REINHARD GOEBEL: Am Ende meiner Partitur des Violinkonzerts von Beethoven habe ich ein großes rundes rotes Stoppschild eingeklebt: Bis hier hin und nicht weiter! Hier ist die Grenze meiner eigen erfahrbaren Musikwelt ... und wenn wir dieses Beethoven-Jahr 2020 hinter uns gebracht haben, dann stehe ich zwar schon in den Startlöchern für 2027, aber ich werde zwischenzeitlich auch ganz weit zurück gehen und immer Bach, Altes vom Vater und Neues von Johann Christian vor allem machen. Inzwischen schaffe ich es, aber auch mit modernen Orchestern bis zu Werken von Lully, also zu den Anfängen der Orchester-Kultur zurückzugehen.
REINHARD GOEBEL: Um ausgerechnet Keiser habe ich ja einen riesigen Bogen gemacht – daran reizt mich gar nichts. Ich brauche immer einen Einstieg über Kunstgeschichte, über Historie – und da hat mich Dresden doch im Grunde seit den frühen 80ern sehr fasziniert: meine Heinichen- und Veracini-Aufnahmen waren sicher „die ganz großen Pflöcke“, die ich persönlich einschlagen konnte, mit Telemann und Biber setzte ich doch eher fort, was meine Lehrer in den 70ern begonnen hatten – und wovon sie ganz schnell die Finger ließen ...

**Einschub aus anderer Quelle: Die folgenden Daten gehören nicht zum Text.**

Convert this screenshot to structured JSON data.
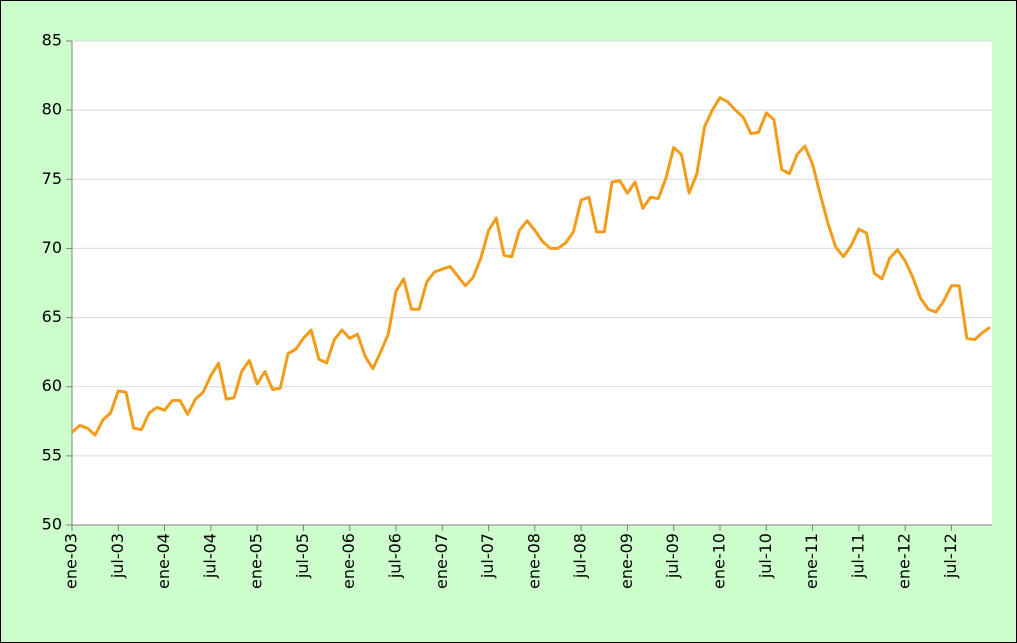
{
  "chart_data": {
    "type": "line",
    "categories": [
      "ene-03",
      null,
      null,
      null,
      null,
      null,
      "jul-03",
      null,
      null,
      null,
      null,
      null,
      "ene-04",
      null,
      null,
      null,
      null,
      null,
      "jul-04",
      null,
      null,
      null,
      null,
      null,
      "ene-05",
      null,
      null,
      null,
      null,
      null,
      "jul-05",
      null,
      null,
      null,
      null,
      null,
      "ene-06",
      null,
      null,
      null,
      null,
      null,
      "jul-06",
      null,
      null,
      null,
      null,
      null,
      "ene-07",
      null,
      null,
      null,
      null,
      null,
      "jul-07",
      null,
      null,
      null,
      null,
      null,
      "ene-08",
      null,
      null,
      null,
      null,
      null,
      "jul-08",
      null,
      null,
      null,
      null,
      null,
      "ene-09",
      null,
      null,
      null,
      null,
      null,
      "jul-09",
      null,
      null,
      null,
      null,
      null,
      "ene-10",
      null,
      null,
      null,
      null,
      null,
      "jul-10",
      null,
      null,
      null,
      null,
      null,
      "ene-11",
      null,
      null,
      null,
      null,
      null,
      "jul-11",
      null,
      null,
      null,
      null,
      null,
      "ene-12",
      null,
      null,
      null,
      null,
      null,
      "jul-12",
      null,
      null,
      null,
      null,
      null
    ],
    "values": [
      56.7,
      57.2,
      57.0,
      56.5,
      57.6,
      58.1,
      59.7,
      59.6,
      57.0,
      56.9,
      58.1,
      58.5,
      58.3,
      59.0,
      59.0,
      58.0,
      59.1,
      59.6,
      60.8,
      61.7,
      59.1,
      59.2,
      61.1,
      61.9,
      60.2,
      61.1,
      59.8,
      59.9,
      62.4,
      62.7,
      63.5,
      64.1,
      62.0,
      61.7,
      63.4,
      64.1,
      63.5,
      63.8,
      62.2,
      61.3,
      62.5,
      63.8,
      66.9,
      67.8,
      65.6,
      65.6,
      67.6,
      68.3,
      68.5,
      68.7,
      68.0,
      67.3,
      67.9,
      69.3,
      71.3,
      72.2,
      69.5,
      69.4,
      71.3,
      72.0,
      71.3,
      70.5,
      70.0,
      70.0,
      70.4,
      71.2,
      73.5,
      73.7,
      71.2,
      71.2,
      74.8,
      74.9,
      74.0,
      74.8,
      72.9,
      73.7,
      73.6,
      75.1,
      77.3,
      76.8,
      74.0,
      75.4,
      78.8,
      80.0,
      80.9,
      80.6,
      80.0,
      79.5,
      78.3,
      78.4,
      79.8,
      79.3,
      75.7,
      75.4,
      76.8,
      77.4,
      76.1,
      73.9,
      71.8,
      70.1,
      69.4,
      70.2,
      71.4,
      71.1,
      68.2,
      67.8,
      69.3,
      69.9,
      69.1,
      67.9,
      66.4,
      65.6,
      65.4,
      66.2,
      67.3,
      67.3,
      63.5,
      63.4,
      63.9,
      64.3
    ],
    "color": "#f39c1a",
    "ylim": [
      50,
      85
    ],
    "yticks": [
      50,
      55,
      60,
      65,
      70,
      75,
      80,
      85
    ],
    "grid": true
  }
}
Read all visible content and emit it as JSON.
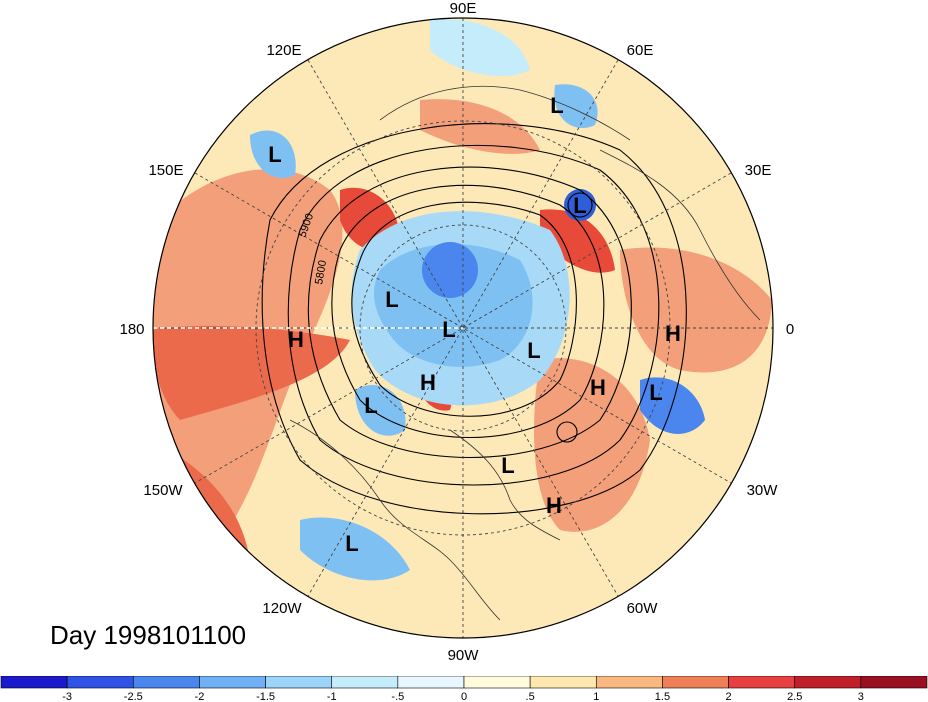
{
  "title": "Day 1998101100",
  "longitude_labels": {
    "e90": "90E",
    "e60": "60E",
    "e30": "30E",
    "zero": "0",
    "w30": "30W",
    "w60": "60W",
    "w90": "90W",
    "w120": "120W",
    "w150": "150W",
    "d180": "180",
    "e150": "150E",
    "e120": "120E"
  },
  "contour_labels": {
    "c5900": "5900",
    "c5800": "5800"
  },
  "pressure_centers": [
    {
      "label": "L",
      "region": "western-pacific"
    },
    {
      "label": "L",
      "region": "eurasia-north"
    },
    {
      "label": "L",
      "region": "ural"
    },
    {
      "label": "L",
      "region": "arctic-siberia"
    },
    {
      "label": "L",
      "region": "north-pole"
    },
    {
      "label": "L",
      "region": "greenland-sea"
    },
    {
      "label": "L",
      "region": "north-atlantic-east"
    },
    {
      "label": "L",
      "region": "alaska"
    },
    {
      "label": "L",
      "region": "east-pacific"
    },
    {
      "label": "L",
      "region": "hudson-bay-south"
    },
    {
      "label": "H",
      "region": "north-pacific"
    },
    {
      "label": "H",
      "region": "europe"
    },
    {
      "label": "H",
      "region": "north-atlantic"
    },
    {
      "label": "H",
      "region": "canada-arctic"
    },
    {
      "label": "H",
      "region": "subtropical-atlantic"
    }
  ],
  "colorbar": {
    "tick_labels": [
      "-3",
      "-2.5",
      "-2",
      "-1.5",
      "-1",
      "-.5",
      "0",
      ".5",
      "1",
      "1.5",
      "2",
      "2.5",
      "3"
    ],
    "colors": [
      "#1a1acc",
      "#2f53e6",
      "#4a86ee",
      "#70b0f5",
      "#9cd3f8",
      "#c5ecfb",
      "#e8f7fd",
      "#fffbdc",
      "#fde7ae",
      "#f8b880",
      "#f08058",
      "#e84040",
      "#c01f2a",
      "#9a1020"
    ]
  },
  "colors": {
    "warm_strong": "#e64a3a",
    "warm": "#f39a72",
    "warm_light": "#fad7a8",
    "neutral": "#fdf1cc",
    "cool_light": "#c5ecfb",
    "cool": "#7fc0f3",
    "cool_strong": "#2f5fd8"
  }
}
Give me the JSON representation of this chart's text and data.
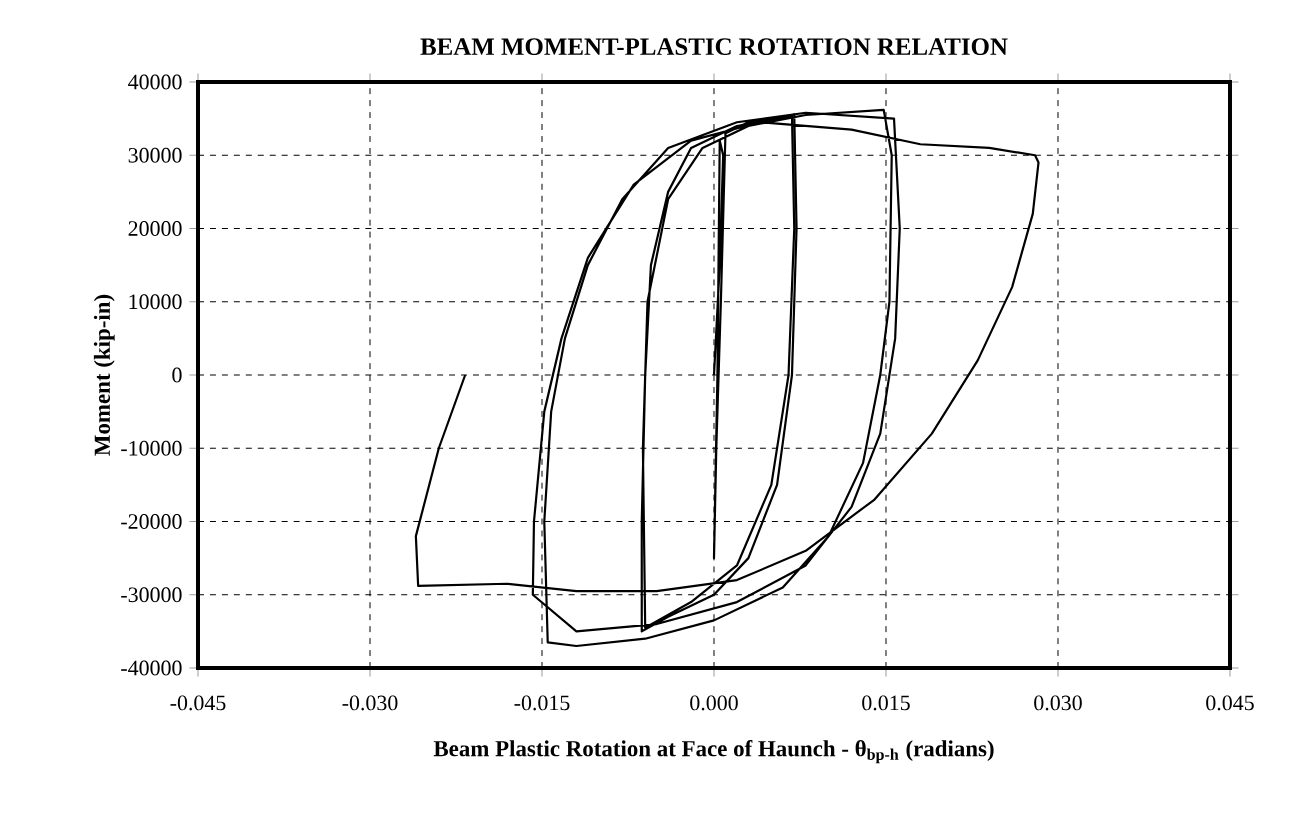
{
  "chart_data": {
    "type": "line",
    "title": "BEAM MOMENT-PLASTIC ROTATION RELATION",
    "xlabel": "Beam Plastic Rotation at Face of Haunch - θ$_{bp-h}$ (radians)",
    "ylabel": "Moment (kip-in)",
    "xlim": [
      -0.045,
      0.045
    ],
    "ylim": [
      -40000,
      40000
    ],
    "xticks": [
      {
        "value": -0.045,
        "label": "-0.045"
      },
      {
        "value": -0.03,
        "label": "-0.030"
      },
      {
        "value": -0.015,
        "label": "-0.015"
      },
      {
        "value": 0,
        "label": "0.000"
      },
      {
        "value": 0.015,
        "label": "0.015"
      },
      {
        "value": 0.03,
        "label": "0.030"
      },
      {
        "value": 0.045,
        "label": "0.045"
      }
    ],
    "yticks": [
      -40000,
      -30000,
      -20000,
      -10000,
      0,
      10000,
      20000,
      30000,
      40000
    ],
    "grid": true,
    "marker": "none",
    "line_style": "solid",
    "series": [
      {
        "color": "#000000",
        "x": [
          0,
          0.0005,
          0.0008,
          0.0005,
          0.0003,
          0.0,
          0.0002,
          0.0006,
          0.001,
          0.003,
          0.007,
          0.0072,
          0.0068,
          0.0055,
          0.003,
          0,
          -0.004,
          -0.0063,
          -0.0063,
          -0.006,
          -0.0055,
          -0.004,
          -0.002,
          0.002,
          0.0068,
          0.007,
          0.0065,
          0.005,
          0.002,
          -0.002,
          -0.006,
          -0.0062,
          -0.0058,
          -0.004,
          -0.001,
          0.003,
          0.008,
          0.0148,
          0.0155,
          0.0153,
          0.0145,
          0.013,
          0.01,
          0.006,
          0.0,
          -0.006,
          -0.012,
          -0.0145,
          -0.0148,
          -0.0142,
          -0.013,
          -0.011,
          -0.008,
          -0.004,
          0.002,
          0.008,
          0.0157,
          0.0162,
          0.0158,
          0.0145,
          0.012,
          0.008,
          0.002,
          -0.005,
          -0.012,
          -0.0158,
          -0.0157,
          -0.0148,
          -0.0133,
          -0.011,
          -0.007,
          -0.002,
          0.004,
          0.012,
          0.018,
          0.024,
          0.028,
          0.0283,
          0.0278,
          0.026,
          0.023,
          0.019,
          0.014,
          0.008,
          0.002,
          -0.005,
          -0.012,
          -0.018,
          -0.0258,
          -0.026,
          -0.024,
          -0.0217
        ],
        "values": [
          0,
          15000,
          30000,
          32000,
          0,
          -25000,
          -10000,
          10000,
          33000,
          34500,
          35600,
          20000,
          0,
          -15000,
          -25000,
          -30000,
          -33000,
          -35000,
          -20000,
          0,
          15000,
          25000,
          31000,
          34000,
          35400,
          20000,
          0,
          -15000,
          -26000,
          -31000,
          -34500,
          -10000,
          10000,
          24000,
          31000,
          34000,
          35500,
          36200,
          30000,
          10000,
          0,
          -12000,
          -22000,
          -29000,
          -33500,
          -36000,
          -37000,
          -36500,
          -20000,
          -5000,
          5000,
          15000,
          24000,
          31000,
          34500,
          35800,
          35000,
          20000,
          5000,
          -8000,
          -18000,
          -26000,
          -31000,
          -34000,
          -35000,
          -30000,
          -20000,
          -5000,
          5000,
          16000,
          26000,
          32000,
          34500,
          33500,
          31500,
          31000,
          30000,
          29000,
          22000,
          12000,
          2000,
          -8000,
          -17000,
          -24000,
          -28000,
          -29500,
          -29500,
          -28500,
          -28800,
          -22000,
          -10000,
          0
        ]
      }
    ]
  }
}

REINHARD GOEBEL: EINE „Ausgrabung“? Hunderte!! In meinem Keller stehen anderthalb laufende Meter große Partituren, 50 Bände à 250 Seiten, die ich im Laufe meiner Music-Antiqua-Zeit aus den fotografierten Original-Quellen abgeschrieben habe, da ist jede Menge Schrott drin, der nur noch lokal-historische Bedeutung hat. Aber selbst baltische Trauergesänge zum Ableben diverser schwedischer Könige können – an der richtigen Stelle angebracht – einen gewissen Reiz entfalten. Aber wirklich „bereut“ habe ich diese Arbeit nie, ich habe ja dadurch so unvergleichliche Einblicke in die Musikgeschichte bekommen – und mich (ernsthaft jetzt!) noch NIE im Leben gelangweilt.
REINHARD GOEBEL: Es gibt so viele Perspektiven, aus denen man auf die Jahre 1790 - 1810 schauen kann – nur die eine, die teleologische NICHT: Nein, „es“ musste nicht so kommen, es hätte auch ganz anders kommen können, wenn … und dann: „Schwächer“ (wer misst hier mit welcher Elle?) sind diese Kompositionen nicht, nein, sie sind erst einmal anders und - wie Telemanns Werke im Vergleich zu denen von Bach - eher brillante Zeitdokumente als tiefsinnig-dunkle Erkundungen von fremden Seelenlandschaften. Aber jetzt mal „ganz unter uns“: Hörer, die ein Werk von Hummel, Wrantizky, Pleyel oder Reicha (ein-)schätzen können, brauchen eigentlich auch keine „Eroica“ ...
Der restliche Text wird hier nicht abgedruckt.